What is the Comprehensive Credit Reporting (CCR)
Now the consumer and the broker who are looking to refinance are now finding themselves in a stricter credit environment which has thrown up unexpected new barriers and, in many cases, made securing home financing more challenging.
Now lenders are getting a full view of the consumer habits we even had a report from ASIC this week requesting that the Broker ask more information not only on loan statement history but now we need to even look if you utility bills are paid on time.
While there’s no denying that CCR has made it easier for lenders to get a full view of consumers’ spending habits, the impact on home lending hasn’t been quite so bad. We just need to be aware of our spending habits.
However, the introduction of CCR and stricter lending policies do mean consumers need to take a more active interest in their financial behaviours and credit history.
In light of increased scrutiny, it’s more important than ever that first home buyers and refinancers alike understand how their spending behaviour could be viewed by banks and lenders, and shift their habits accordingly.
This has caused the lender assessment times with most banks is around 14 to 21 days and this is causing difficulties with the lender and the brokers trying to process loan.
Our last lot of issues is that the lender are changing the policies daily, this last few weeks at least 6 lenders have announced they have changed policy that they are not accepting pre-approvals due to the lender volumes.
This has caused a lot more work for the broker prior to sending your loan application to the lender. Increasing the time you are waiting to get your approval.
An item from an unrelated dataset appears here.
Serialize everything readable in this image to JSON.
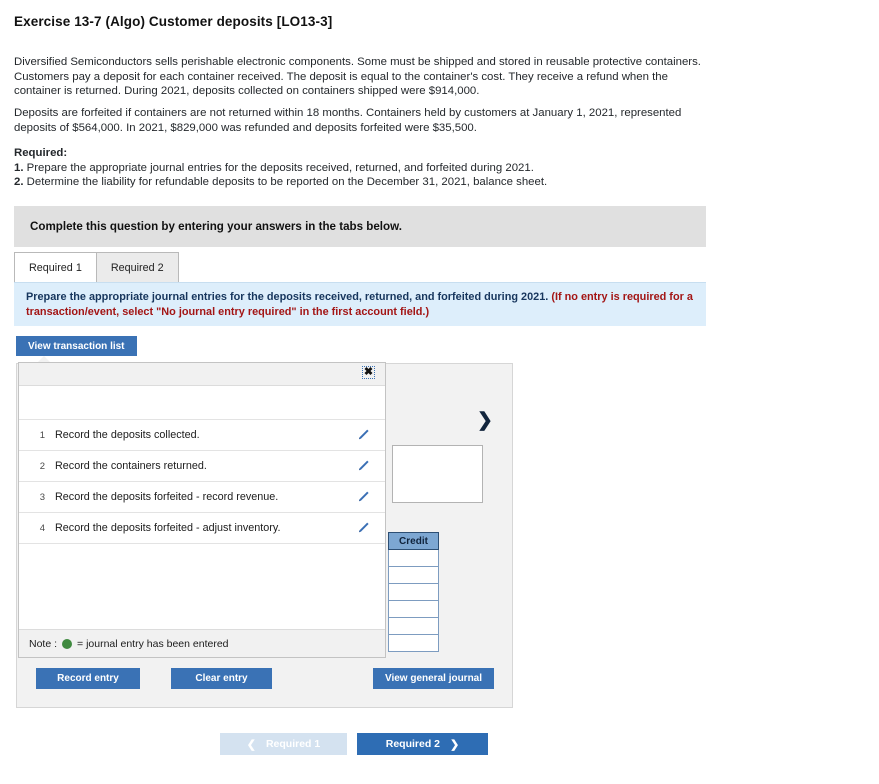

I have had a couple of my client who were in the que to wait 3 weeks for his pre-approval only to find after weeks of preparation the bank has sent an apology that they can’t process the loan due to a policy change.
So then we need to research over 30 lender to see who has adopted this policy, which they don't advertise to the Broker and so that is also causing more issues to get through the processing.
So the answer is to be prepared and expect more and more questions and be patient and don’t please help the broker by sending as much as you can before the loan going to the bank.
The bank is not looking at the assessment until everything has been uploaded so they are requesting the extra documents to be able to get the loan ready before they send it to the que and then sit for up to 14 days to get to pre-assessment before it is sent up to the assessor for recommendation for approval.
Expect Delays with every lender so be prepared and patient we will all get used to the new rules and this will get easier.
OH for the good old days when we could send everything to the lender and get conditional in 24 hours so we just need to manage our expectations.